Concurso premia vídeos de alunos de escolas públicas de São Paulo que ajudam a resolver problemas da comunidade

Guilherme Vieira, aluno da Escola Ângelo Scarabucci, de Franca, mostra o capacete sustentável feito de resíduos da indústria do calçado

Isabella Rabello

Em uma tarde de setembro de 2019, alguns moradores do bairro Jardim Paulistano, na cidade de Franca, interior paulista, pararam para assistir a um estudante cair de uma bicicleta e simular um ferimento, enquanto um grupo de colegas, acompanhado de um professor, filmava a cena.

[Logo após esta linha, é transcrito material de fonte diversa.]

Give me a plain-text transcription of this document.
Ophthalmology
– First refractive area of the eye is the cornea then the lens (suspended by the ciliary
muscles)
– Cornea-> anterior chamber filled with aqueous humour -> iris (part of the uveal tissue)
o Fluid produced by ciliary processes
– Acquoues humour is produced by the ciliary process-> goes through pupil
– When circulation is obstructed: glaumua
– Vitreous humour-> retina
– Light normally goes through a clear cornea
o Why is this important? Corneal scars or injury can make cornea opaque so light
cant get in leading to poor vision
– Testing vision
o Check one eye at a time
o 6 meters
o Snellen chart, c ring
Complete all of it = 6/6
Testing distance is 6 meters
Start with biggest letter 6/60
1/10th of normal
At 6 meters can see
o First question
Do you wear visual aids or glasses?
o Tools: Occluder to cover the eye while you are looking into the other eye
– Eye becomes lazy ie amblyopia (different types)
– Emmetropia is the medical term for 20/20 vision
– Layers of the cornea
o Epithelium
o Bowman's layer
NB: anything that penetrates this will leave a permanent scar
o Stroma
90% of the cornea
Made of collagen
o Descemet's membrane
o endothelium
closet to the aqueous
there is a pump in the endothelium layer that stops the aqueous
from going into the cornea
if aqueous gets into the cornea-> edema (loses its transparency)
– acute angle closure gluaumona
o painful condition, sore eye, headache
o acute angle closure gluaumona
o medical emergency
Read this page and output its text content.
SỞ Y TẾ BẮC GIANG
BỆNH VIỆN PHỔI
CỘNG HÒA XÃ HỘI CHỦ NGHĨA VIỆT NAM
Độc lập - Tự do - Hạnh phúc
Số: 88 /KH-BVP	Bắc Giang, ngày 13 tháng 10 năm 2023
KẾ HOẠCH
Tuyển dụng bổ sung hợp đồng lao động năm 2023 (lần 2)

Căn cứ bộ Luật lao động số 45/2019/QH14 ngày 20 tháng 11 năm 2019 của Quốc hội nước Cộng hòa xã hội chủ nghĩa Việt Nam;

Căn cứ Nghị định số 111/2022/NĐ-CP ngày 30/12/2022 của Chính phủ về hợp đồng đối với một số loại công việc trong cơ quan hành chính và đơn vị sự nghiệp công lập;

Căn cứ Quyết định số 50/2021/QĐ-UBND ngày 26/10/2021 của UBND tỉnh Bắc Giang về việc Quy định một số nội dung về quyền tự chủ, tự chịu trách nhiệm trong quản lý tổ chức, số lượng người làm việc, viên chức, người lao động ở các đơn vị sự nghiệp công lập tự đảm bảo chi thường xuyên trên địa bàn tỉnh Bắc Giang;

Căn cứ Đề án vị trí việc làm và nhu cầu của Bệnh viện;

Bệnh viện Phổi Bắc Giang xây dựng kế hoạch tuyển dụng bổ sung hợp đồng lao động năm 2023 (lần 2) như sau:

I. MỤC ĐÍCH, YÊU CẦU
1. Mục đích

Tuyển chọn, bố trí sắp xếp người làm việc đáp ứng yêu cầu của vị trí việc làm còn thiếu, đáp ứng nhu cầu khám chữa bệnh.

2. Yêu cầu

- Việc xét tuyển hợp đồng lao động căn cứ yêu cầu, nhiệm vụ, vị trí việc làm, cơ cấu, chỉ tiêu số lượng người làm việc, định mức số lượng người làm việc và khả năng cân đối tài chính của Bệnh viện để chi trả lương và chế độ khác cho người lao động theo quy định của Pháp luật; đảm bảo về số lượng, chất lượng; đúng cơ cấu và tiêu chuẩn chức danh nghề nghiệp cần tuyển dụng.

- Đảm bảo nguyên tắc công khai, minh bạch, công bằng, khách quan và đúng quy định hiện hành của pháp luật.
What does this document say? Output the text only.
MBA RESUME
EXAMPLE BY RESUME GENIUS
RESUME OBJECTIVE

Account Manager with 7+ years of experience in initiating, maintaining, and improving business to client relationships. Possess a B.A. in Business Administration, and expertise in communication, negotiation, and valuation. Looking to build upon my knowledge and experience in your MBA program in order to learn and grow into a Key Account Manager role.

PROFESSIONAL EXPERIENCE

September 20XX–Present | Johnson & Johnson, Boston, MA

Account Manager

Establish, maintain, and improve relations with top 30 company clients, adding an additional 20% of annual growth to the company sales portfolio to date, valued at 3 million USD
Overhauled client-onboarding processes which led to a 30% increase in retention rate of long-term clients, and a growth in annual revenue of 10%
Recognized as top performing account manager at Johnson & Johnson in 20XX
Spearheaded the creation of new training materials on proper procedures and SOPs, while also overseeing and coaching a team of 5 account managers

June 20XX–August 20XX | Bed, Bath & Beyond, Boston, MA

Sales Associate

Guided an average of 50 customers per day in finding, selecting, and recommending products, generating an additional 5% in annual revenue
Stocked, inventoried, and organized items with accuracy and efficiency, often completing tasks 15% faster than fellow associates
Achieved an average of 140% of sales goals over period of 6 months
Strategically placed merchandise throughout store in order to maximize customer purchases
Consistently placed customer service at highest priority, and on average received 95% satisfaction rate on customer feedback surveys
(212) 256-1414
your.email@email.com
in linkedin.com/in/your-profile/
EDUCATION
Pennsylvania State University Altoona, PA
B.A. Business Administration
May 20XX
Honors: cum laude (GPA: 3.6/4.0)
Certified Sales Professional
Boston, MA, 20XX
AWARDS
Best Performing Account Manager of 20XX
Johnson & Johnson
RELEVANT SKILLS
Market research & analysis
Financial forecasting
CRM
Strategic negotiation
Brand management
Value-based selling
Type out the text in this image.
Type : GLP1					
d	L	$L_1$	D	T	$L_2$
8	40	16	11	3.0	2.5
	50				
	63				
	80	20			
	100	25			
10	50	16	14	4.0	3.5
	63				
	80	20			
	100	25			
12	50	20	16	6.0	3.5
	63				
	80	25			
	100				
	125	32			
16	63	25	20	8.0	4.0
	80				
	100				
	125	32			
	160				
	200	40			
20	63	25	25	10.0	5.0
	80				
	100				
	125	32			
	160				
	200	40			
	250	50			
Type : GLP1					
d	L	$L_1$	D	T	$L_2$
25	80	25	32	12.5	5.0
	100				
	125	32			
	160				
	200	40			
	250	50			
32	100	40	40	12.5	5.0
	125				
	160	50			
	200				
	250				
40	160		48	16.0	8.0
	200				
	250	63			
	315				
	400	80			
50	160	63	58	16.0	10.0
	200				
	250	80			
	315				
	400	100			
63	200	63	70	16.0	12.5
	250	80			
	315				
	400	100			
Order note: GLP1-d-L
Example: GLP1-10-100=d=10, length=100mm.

Pouco mais de um mês depois, o vídeo resultante daquele trabalho seria o principal premiado no concurso Ciência para Todos, promovido pela Fundação Roberto Marinho/Canal Futura e FAPESP, com apoio da Secretaria de Educação do Estado de São Paulo. No vídeo intitulado “Proteção dos pés para a cabeça”, alunos do ensino médio da Escola Estadual Ângelo Scarabucci selecionaram um problema – o costume dos ciclistas da cidade de não usarem equipamentos de segurança – e propuseram uma solução: um protótipo de um capacete sustentável, feito de resíduos da indústria de calçados, tradicional atividade econômica da cidade.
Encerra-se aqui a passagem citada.